Ao descrever o problema da telefonia no país, o juiz afirmou que “foi dado um passo maior que a perna”, pois a capacidade de rede não acompanhou o repentino crescimento da telefonia celular. “A solução elementar de paralisar as vendas decorre desse desalinhamento: só pode haver mais clientes se houver um aumento da capacidade de rede e de tráfego”, afirmou em sua decisão.
Plano
Em comunicado divulgado no sábado (21), a TIM informou que vai apresentar no início desta semana seu “plano de investimentos e qualidade adaptado às novas determinações da Anatel”. De acordo com a operadora, a proposta levada à agência “visa atender plenamente as novas exigências e padrões de qualidade estabelecidos pelo órgão”.
Apesar de mostrar colaboração, representantes da TIM questionaram na semana passada os indicadores que a Anatel utiliza sobre o aumento de reclamações. Depois disso, a operadora entrou com o mandado de segurança na tentativa de continuar vendendo chips.
A TIM informou, em nota publicada nesta segunda (23), que adaptou seu sistema de tecnologia para que não haja nenhuma nova ativação, principalmente em casos de chips comercializados em revendas, como bancas de jornais.

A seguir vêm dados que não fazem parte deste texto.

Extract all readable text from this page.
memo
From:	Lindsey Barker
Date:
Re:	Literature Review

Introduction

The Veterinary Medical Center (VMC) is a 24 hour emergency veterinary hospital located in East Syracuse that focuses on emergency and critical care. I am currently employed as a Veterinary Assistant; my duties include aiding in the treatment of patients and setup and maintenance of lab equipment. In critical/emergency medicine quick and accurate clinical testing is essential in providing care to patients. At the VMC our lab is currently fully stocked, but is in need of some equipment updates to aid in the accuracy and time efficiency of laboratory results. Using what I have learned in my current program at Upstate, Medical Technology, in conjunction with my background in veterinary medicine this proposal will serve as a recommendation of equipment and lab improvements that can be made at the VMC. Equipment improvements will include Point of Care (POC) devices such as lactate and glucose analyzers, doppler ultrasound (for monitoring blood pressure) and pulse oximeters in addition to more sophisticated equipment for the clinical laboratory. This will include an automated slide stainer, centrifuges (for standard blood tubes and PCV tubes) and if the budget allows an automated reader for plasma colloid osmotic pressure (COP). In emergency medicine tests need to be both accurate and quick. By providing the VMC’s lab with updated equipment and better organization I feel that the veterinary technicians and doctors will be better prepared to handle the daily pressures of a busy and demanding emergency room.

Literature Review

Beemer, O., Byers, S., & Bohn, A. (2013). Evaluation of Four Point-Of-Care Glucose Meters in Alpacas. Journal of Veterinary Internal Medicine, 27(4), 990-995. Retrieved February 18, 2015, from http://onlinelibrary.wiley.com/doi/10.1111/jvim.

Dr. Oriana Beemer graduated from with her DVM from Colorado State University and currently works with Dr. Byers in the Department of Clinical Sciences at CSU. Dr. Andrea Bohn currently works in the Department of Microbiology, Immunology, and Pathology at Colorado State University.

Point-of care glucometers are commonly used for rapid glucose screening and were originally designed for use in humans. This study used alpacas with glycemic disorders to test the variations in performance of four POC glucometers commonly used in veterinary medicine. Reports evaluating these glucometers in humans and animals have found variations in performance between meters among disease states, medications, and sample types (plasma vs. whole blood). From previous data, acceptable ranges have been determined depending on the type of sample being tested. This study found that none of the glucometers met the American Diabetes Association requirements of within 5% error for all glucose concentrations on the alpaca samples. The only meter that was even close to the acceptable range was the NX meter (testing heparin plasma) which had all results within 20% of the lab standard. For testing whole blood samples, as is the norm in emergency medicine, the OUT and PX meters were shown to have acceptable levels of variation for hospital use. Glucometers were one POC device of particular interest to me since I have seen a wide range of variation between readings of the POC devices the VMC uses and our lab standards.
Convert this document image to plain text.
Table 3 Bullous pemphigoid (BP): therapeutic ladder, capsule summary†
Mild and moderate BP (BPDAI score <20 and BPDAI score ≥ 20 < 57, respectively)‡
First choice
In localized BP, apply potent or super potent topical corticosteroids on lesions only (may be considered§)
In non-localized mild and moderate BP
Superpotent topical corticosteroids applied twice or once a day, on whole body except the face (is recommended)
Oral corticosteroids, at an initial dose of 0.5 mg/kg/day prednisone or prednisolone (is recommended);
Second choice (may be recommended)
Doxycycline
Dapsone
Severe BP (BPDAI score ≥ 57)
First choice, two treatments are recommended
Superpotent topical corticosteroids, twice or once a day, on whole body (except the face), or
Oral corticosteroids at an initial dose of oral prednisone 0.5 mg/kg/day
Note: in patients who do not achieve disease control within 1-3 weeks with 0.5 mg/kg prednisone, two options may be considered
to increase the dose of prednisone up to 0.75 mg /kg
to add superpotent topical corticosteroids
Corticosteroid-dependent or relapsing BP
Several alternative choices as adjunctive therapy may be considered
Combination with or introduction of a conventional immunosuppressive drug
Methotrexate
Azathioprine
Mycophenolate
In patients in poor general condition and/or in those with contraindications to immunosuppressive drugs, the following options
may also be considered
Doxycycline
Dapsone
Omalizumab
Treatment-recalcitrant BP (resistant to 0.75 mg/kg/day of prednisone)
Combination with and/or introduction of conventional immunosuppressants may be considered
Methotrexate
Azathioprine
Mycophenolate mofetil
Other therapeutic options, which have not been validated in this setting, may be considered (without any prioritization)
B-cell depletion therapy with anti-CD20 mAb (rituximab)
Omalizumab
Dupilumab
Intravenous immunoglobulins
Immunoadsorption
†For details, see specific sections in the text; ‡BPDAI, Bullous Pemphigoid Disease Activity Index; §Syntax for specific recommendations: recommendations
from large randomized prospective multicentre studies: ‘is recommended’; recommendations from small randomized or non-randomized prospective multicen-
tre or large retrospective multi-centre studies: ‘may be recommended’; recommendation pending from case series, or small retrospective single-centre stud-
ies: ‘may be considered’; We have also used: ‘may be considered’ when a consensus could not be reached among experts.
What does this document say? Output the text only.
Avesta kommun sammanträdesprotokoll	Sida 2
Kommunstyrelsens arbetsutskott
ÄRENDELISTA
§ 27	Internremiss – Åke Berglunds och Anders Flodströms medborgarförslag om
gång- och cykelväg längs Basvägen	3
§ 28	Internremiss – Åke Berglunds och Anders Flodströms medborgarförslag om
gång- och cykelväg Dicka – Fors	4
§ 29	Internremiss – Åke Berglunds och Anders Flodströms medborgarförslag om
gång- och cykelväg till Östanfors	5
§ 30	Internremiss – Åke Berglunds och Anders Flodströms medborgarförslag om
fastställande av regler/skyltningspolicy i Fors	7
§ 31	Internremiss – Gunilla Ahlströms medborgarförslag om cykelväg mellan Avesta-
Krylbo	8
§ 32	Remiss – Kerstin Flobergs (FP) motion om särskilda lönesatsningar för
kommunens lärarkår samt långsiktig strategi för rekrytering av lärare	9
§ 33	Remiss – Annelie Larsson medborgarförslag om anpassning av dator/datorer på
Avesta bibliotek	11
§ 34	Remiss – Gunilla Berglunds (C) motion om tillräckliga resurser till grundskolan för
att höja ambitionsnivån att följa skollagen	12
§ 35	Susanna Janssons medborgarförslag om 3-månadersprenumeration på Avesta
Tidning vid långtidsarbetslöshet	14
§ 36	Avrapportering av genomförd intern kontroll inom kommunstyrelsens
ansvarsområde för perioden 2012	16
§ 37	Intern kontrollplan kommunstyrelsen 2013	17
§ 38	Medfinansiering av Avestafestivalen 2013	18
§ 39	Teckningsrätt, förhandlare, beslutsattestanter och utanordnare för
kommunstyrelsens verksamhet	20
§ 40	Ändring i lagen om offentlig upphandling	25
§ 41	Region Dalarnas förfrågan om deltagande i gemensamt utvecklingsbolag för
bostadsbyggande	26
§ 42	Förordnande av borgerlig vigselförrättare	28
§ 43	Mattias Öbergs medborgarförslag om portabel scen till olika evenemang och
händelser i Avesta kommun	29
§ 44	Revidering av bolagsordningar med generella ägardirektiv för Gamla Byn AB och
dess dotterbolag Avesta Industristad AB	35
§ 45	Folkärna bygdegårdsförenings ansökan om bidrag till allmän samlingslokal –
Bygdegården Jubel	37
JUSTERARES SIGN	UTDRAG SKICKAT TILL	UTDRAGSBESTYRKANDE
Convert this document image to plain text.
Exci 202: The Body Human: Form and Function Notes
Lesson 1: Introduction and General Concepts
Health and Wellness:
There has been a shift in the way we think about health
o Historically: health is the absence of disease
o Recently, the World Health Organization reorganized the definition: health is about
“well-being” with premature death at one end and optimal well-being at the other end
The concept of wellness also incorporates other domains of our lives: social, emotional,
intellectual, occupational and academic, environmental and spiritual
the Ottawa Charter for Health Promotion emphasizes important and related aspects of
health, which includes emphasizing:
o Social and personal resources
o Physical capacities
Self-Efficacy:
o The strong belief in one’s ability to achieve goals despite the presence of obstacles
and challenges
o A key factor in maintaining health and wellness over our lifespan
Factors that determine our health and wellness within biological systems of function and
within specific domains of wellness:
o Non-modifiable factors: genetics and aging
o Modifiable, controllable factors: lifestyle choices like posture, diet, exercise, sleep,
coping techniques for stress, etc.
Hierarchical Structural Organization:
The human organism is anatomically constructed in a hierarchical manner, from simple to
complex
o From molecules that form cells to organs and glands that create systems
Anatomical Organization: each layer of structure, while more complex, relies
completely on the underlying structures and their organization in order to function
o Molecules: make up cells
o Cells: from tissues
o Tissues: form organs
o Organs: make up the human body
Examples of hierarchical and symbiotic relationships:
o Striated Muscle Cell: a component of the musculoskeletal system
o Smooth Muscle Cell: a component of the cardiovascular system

Além disso, durante o período de restrição da Anatel, lojas próprias e de parceiros não vão poder realizar serviços de portabilidade, mudança de área de registro (troca de DDD) e transferência de titularidade, frisou a operadora. Permanecem liberados os demais serviços sem relação com novas ativações ou alteração de número de linha.
Descumprimento
Segundo a Anatel, a TIM não cumpre com a oferta anunciada aos usuários. “A TIM não está entregando para os usuários o que eles desejam: que as chamadas não caiam e que as ligações se completem”, afirmou Bruno Ramos, Superintendente de Serviços Privados da Anatel.
De acordo com ele, o aumento no tráfego registrado pela companhia precisa de investimento na melhora de equipamentos, de antena e na capacidade de transmissão. Além disso, a Anatel cobra a resolução de problemas nos call centers da operadora. Esse item, segundo Ramos, tem várias queixas, já que os usuários necessitam ligar várias vezes até conseguir ter o problema resolvido.
O superintendente destacou ainda que a operadora aumentou a oferta de serviços, mas não manteve a qualidade. “A TIM cresceu muito com o tráfego interurbano, e a instalação de equipamentos de longa distância é algo demorado, que vamos cobrar da TIM. É preciso um aumento da rede para suportar essa capacidade que, de alguma forma, vem crescendo com a expectativa do brasileiro. O usuário quer acessar sites e falar um pouco mais”, disse Ramos.
Para atestar a qualidade das mudanças propostas, a Anatel vai fiscalizar mensalmente a efetividade dos serviços. “Vamos colocar pontos de controle e verificar se está sendo cumprido e a partir desse momento passamos para outro estágio de exigência”, disse Bruno Ramos, superintendente de serviços privados da agência.
A agência governamental espera que as melhorias na qualidade da rede de telefonia móvel no Brasil ocorram em seis meses.